AD(H)S: Was tun, wenn Kinder verträumt, impulsiv oder hyperaktiv sind?

Tipps vom Fachmann: Betroffene akzeptieren und ihr Selbstwertgefühl stärken

Tagung in Bad Blankenburg im Allianzhaus, Foto EHA

Bad Blankenburg (idea) – Zwischen drei und zehn Prozent aller Kinder und Jugendlichen in Deutschland leiden an AD(H)S, also an Aufmerksamkeitsdefiziten. Sie sind unkonzentriert, verträumt, leicht ablenkbar, impulsiv oder hyperaktiv. Das sagte der Psychologe Joachim Kristahn von der christlichen IGNIS-Akademie (Kitzingen/Unterfranken) auf einer Tagung der Deutschen Evangelischen Allianz im thürinigischen Bad Blankenburg. Kinder mit AD(H)S hätten es besonders schwer, ihre Aufmerksamkeit zu behalten, beispielsweise im Schulunterricht oder bei häuslichen Pflichten.
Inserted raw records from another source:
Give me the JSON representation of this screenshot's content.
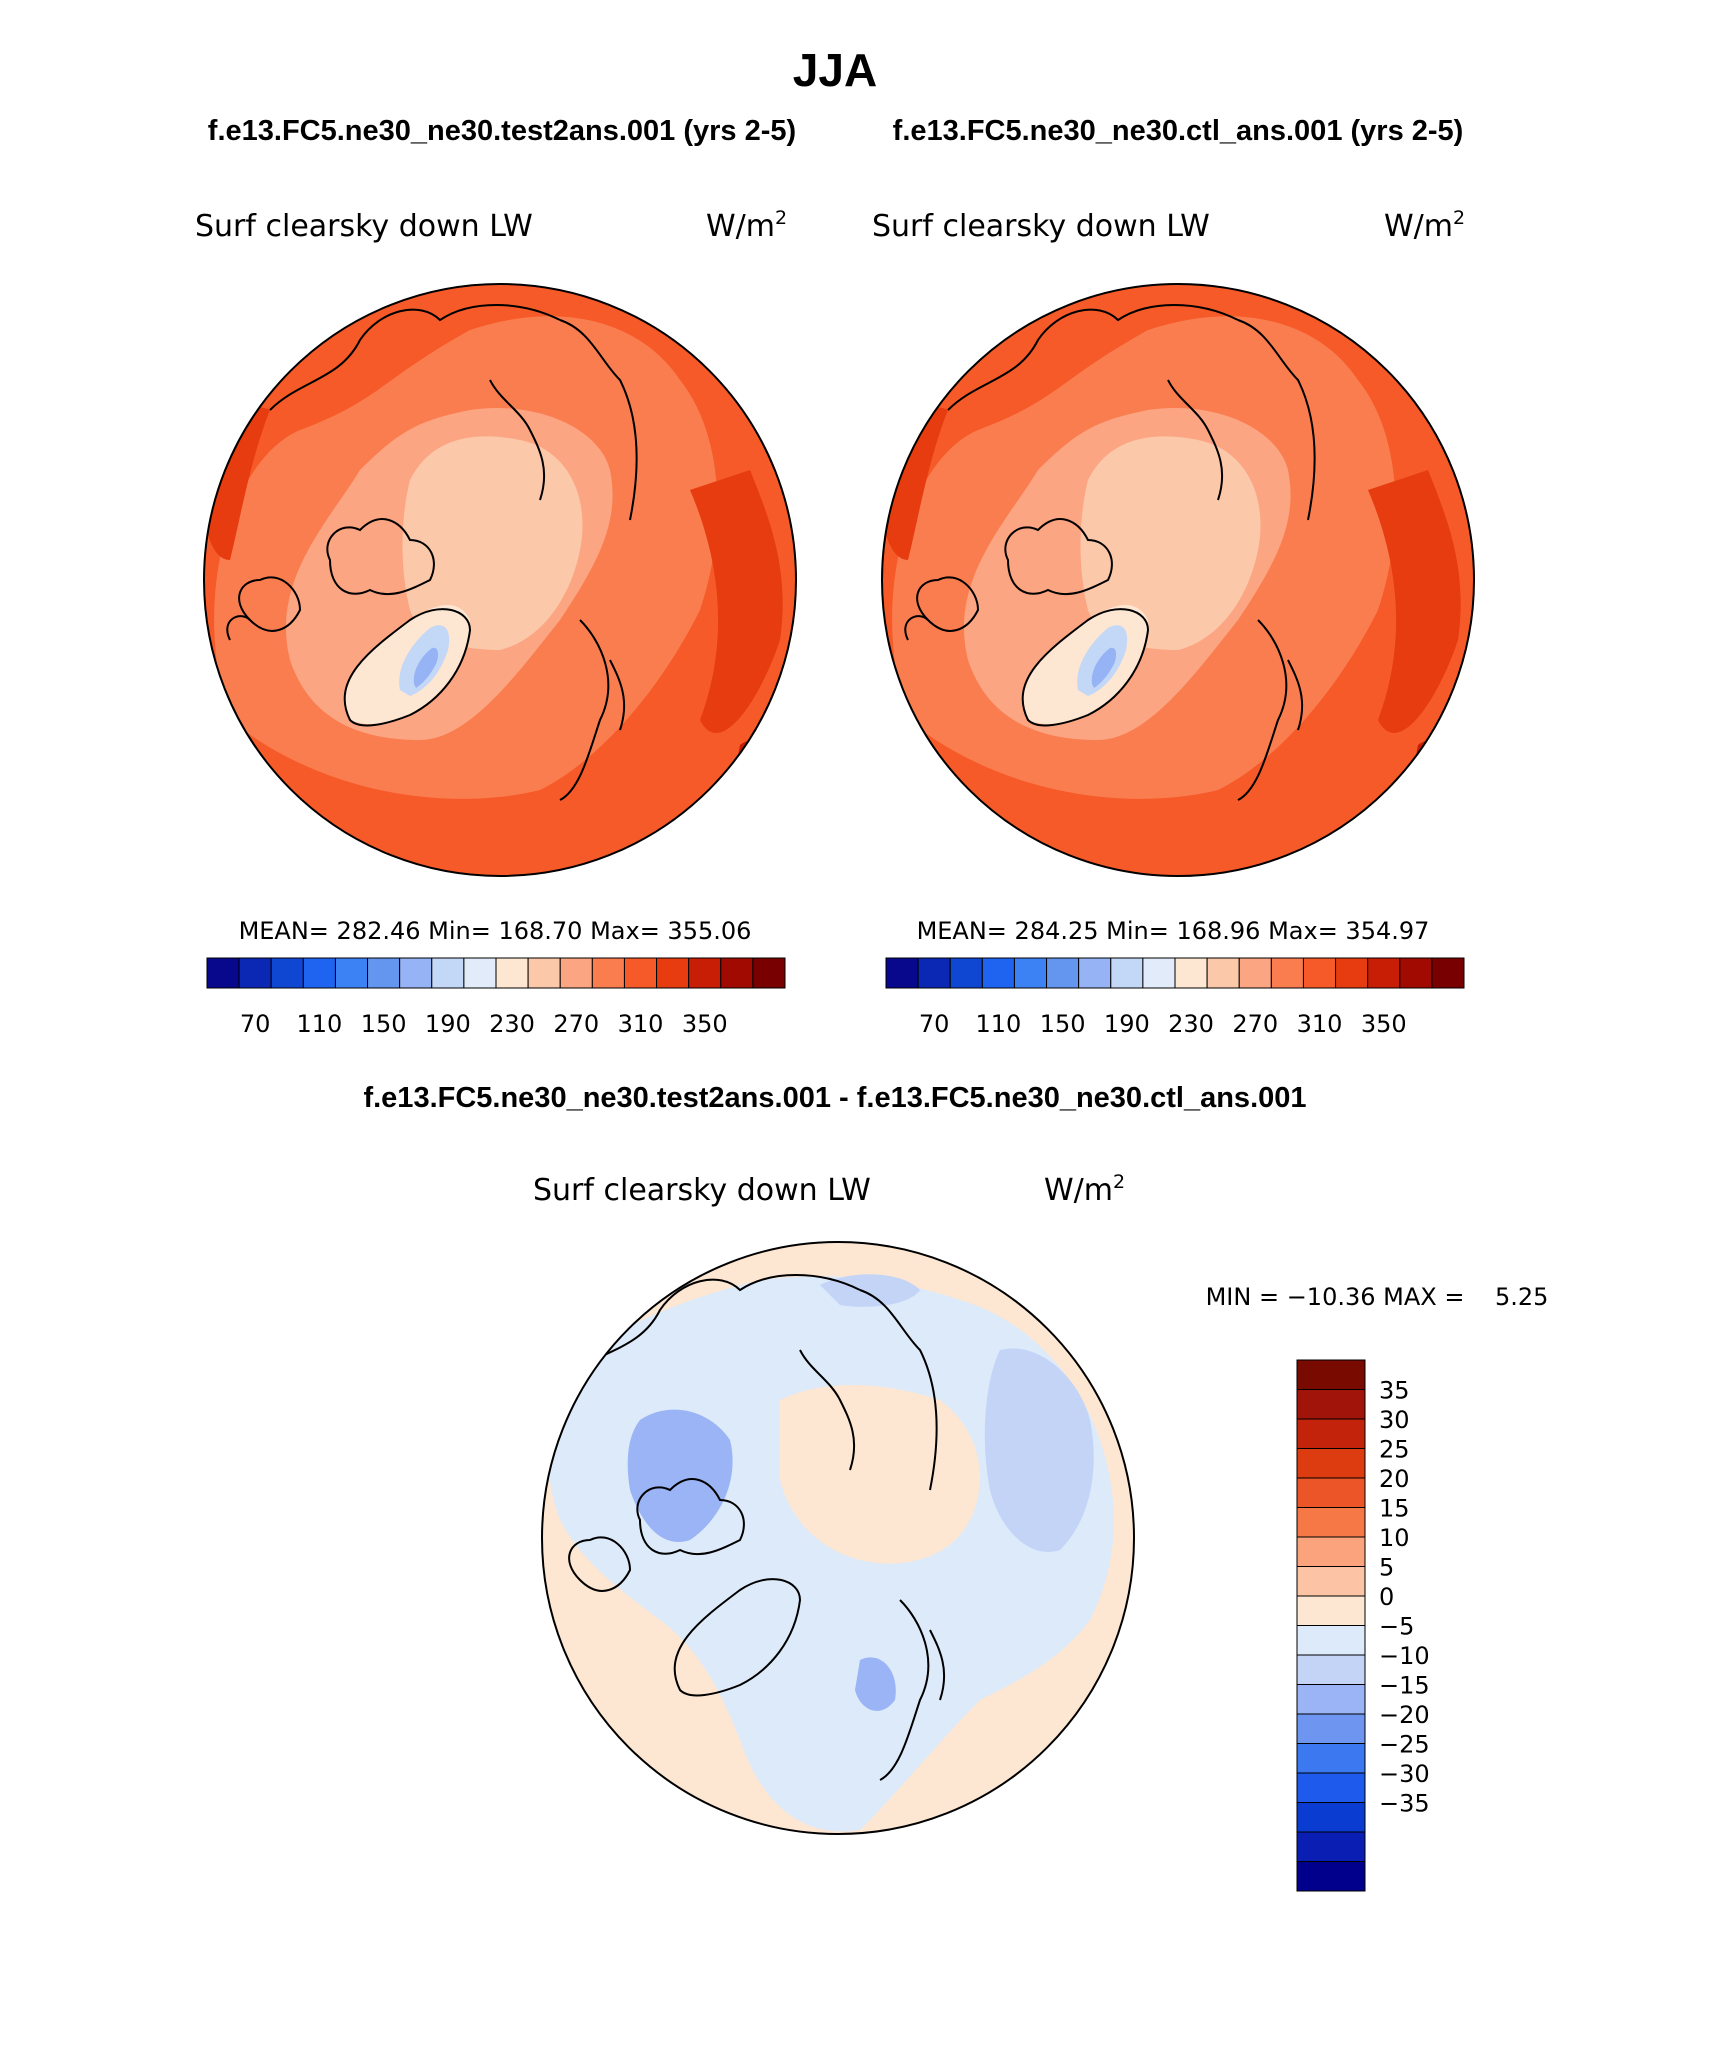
{
  "page_title": "JJA",
  "colors": {
    "abs_palette": [
      "#08088c",
      "#0a28b4",
      "#0f46d2",
      "#1e64f0",
      "#3c82f5",
      "#6496f0",
      "#96b4f5",
      "#c3d7f7",
      "#e1ebfa",
      "#fde6d2",
      "#fcc8aa",
      "#fca582",
      "#fa7d50",
      "#f55a28",
      "#e63c0f",
      "#c81e05",
      "#a00a00",
      "#780000"
    ],
    "diff_palette": [
      "#00008c",
      "#0a1eb4",
      "#0a3cd2",
      "#1e5aeb",
      "#3c78f0",
      "#6e96f0",
      "#9bb4f5",
      "#c3d4f7",
      "#dceafa",
      "#fde6d2",
      "#fcc3a5",
      "#faa37d",
      "#f57846",
      "#eb5528",
      "#dc3c0f",
      "#c3230a",
      "#a0140a",
      "#780a00"
    ],
    "coastline": "#000000"
  },
  "panels": [
    {
      "case_title": "f.e13.FC5.ne30_ne30.test2ans.001 (yrs 2-5)",
      "var_name": "Surf clearsky down LW",
      "units_base": "W/m",
      "units_exp": "2",
      "stats_text": "MEAN= 282.46   Min= 168.70   Max= 355.06",
      "colorbar_ticks": [
        "70",
        "110",
        "150",
        "190",
        "230",
        "270",
        "310",
        "350"
      ]
    },
    {
      "case_title": "f.e13.FC5.ne30_ne30.ctl_ans.001 (yrs 2-5)",
      "var_name": "Surf clearsky down LW",
      "units_base": "W/m",
      "units_exp": "2",
      "stats_text": "MEAN= 284.25   Min= 168.96   Max= 354.97",
      "colorbar_ticks": [
        "70",
        "110",
        "150",
        "190",
        "230",
        "270",
        "310",
        "350"
      ]
    },
    {
      "case_title": "f.e13.FC5.ne30_ne30.test2ans.001 - f.e13.FC5.ne30_ne30.ctl_ans.001",
      "var_name": "Surf clearsky down LW",
      "units_base": "W/m",
      "units_exp": "2",
      "stats_text": "MIN = −10.36 MAX =    5.25",
      "colorbar_ticks": [
        "35",
        "30",
        "25",
        "20",
        "15",
        "10",
        "5",
        "0",
        "−5",
        "−10",
        "−15",
        "−20",
        "−25",
        "−30",
        "−35"
      ]
    }
  ],
  "chart_data": [
    {
      "type": "heatmap",
      "projection": "north polar stereographic",
      "title": "Surf clearsky down LW",
      "units": "W/m2",
      "mean": 282.46,
      "min": 168.7,
      "max": 355.06,
      "levels": [
        70,
        90,
        110,
        130,
        150,
        170,
        190,
        210,
        230,
        250,
        270,
        290,
        310,
        330,
        350
      ],
      "fields": {
        "central_arctic": 235,
        "greenland_interior": 185,
        "greenland_core": 170,
        "arctic_ring": 265,
        "midlatitude_edge": 320,
        "hot_extremes": 350
      }
    },
    {
      "type": "heatmap",
      "projection": "north polar stereographic",
      "title": "Surf clearsky down LW",
      "units": "W/m2",
      "mean": 284.25,
      "min": 168.96,
      "max": 354.97,
      "levels": [
        70,
        90,
        110,
        130,
        150,
        170,
        190,
        210,
        230,
        250,
        270,
        290,
        310,
        330,
        350
      ],
      "fields": {
        "central_arctic": 238,
        "greenland_interior": 185,
        "greenland_core": 172,
        "arctic_ring": 268,
        "midlatitude_edge": 322,
        "hot_extremes": 350
      }
    },
    {
      "type": "heatmap",
      "projection": "north polar stereographic",
      "title": "Surf clearsky down LW (difference)",
      "units": "W/m2",
      "min": -10.36,
      "max": 5.25,
      "levels": [
        -35,
        -30,
        -25,
        -20,
        -15,
        -10,
        -5,
        0,
        5,
        10,
        15,
        20,
        25,
        30,
        35
      ],
      "fields": {
        "background": 2,
        "negative_regions": -3,
        "strong_negative": -7
      }
    }
  ]
}
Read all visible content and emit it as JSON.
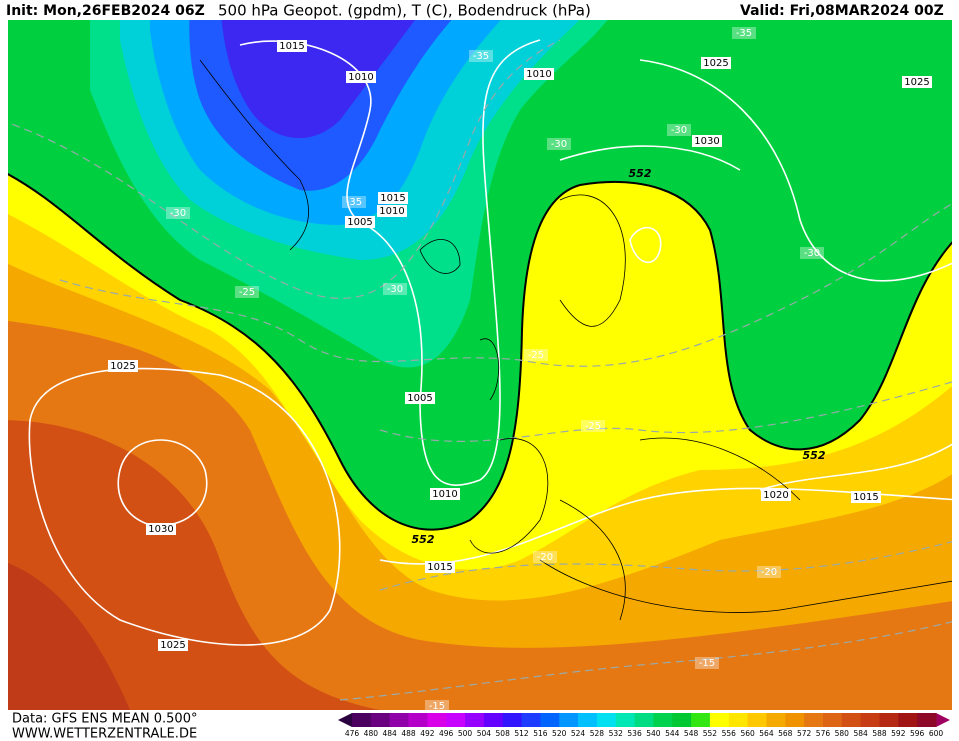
{
  "header": {
    "init": "Init: Mon,26FEB2024 06Z",
    "title": "500 hPa Geopot. (gpdm), T (C), Bodendruck (hPa)",
    "valid": "Valid: Fri,08MAR2024 00Z"
  },
  "map_labels": [
    "1015",
    "1010",
    "1010",
    "-35",
    "-35",
    "1025",
    "1025",
    "-30",
    "1030",
    "-30",
    "552",
    "-30",
    "-35",
    "1015",
    "1010",
    "1005",
    "-25",
    "-30",
    "-30",
    "-25",
    "1025",
    "1005",
    "-25",
    "552",
    "1010",
    "1020",
    "1015",
    "1030",
    "552",
    "-20",
    "1015",
    "-20",
    "1025",
    "-15",
    "-15"
  ],
  "footer": {
    "data": "Data: GFS ENS MEAN 0.500°",
    "url": "WWW.WETTERZENTRALE.DE"
  },
  "colorbar": {
    "labels": [
      476,
      480,
      484,
      488,
      492,
      496,
      500,
      504,
      508,
      512,
      516,
      520,
      524,
      528,
      532,
      536,
      540,
      544,
      548,
      552,
      556,
      560,
      564,
      568,
      572,
      576,
      580,
      584,
      588,
      592,
      596,
      600
    ],
    "colors": [
      "#4b0060",
      "#6a0080",
      "#9000a8",
      "#b400c8",
      "#d800e8",
      "#c800ff",
      "#9600ff",
      "#6400ff",
      "#3214ff",
      "#1e3cff",
      "#0064ff",
      "#0096ff",
      "#00c0ff",
      "#00e0f0",
      "#00e6b4",
      "#00dc82",
      "#00d250",
      "#00c832",
      "#32e614",
      "#ffff00",
      "#ffe600",
      "#ffc800",
      "#f5aa00",
      "#f09100",
      "#e67814",
      "#dc6414",
      "#d25014",
      "#c83c14",
      "#b42814",
      "#a01414",
      "#8c0a28"
    ]
  }
}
Mit Dingen, die sie interessierten, könnten sie sich jedoch oft stundenlang konzentriert beschäftigen. Zu ihren Stärken zählt Kristahn Kreativität und Fantasie, Charme und Humor, Sensibilität und Hartnäckigkeit sowie Offenheit für Neues. Besonders wichtig sei es, den Kindern immer wieder zu vermitteln, dass man sie bejahe, wie sie sind. So könne ihr Selbstwertgefühl gestärkt werden. Klare Regeln und Strukturen seien eine Hilfe, mit ihrem Leiden zurechtzukommen. Dazu gehöre, pünktlich zu sein, zuzuhören, wenn andere reden, nicht zu schreien und im Streit weder die Füße noch die Fäuste oder Fingernägel einzusetzen. Die IGNIS-Akademie wurde 1983 von ehemaligen Atheisten gegründet, die in den 70er Jahren Christen geworden sind. Seither wurden in Fern- und Ausbildungskursen sowie Seminaren mehrere Tausend Personen zu haupt- und ehrenamtlichen „christlichen Beratern und Seelsorgern“ für Kirchen und Gemeinden ausgebildet. Veranstalter der Tagung war der Arbeitskreis „Kinder in Kirche und Gesellschaft“ der Deutschen Evangelischen Allianz.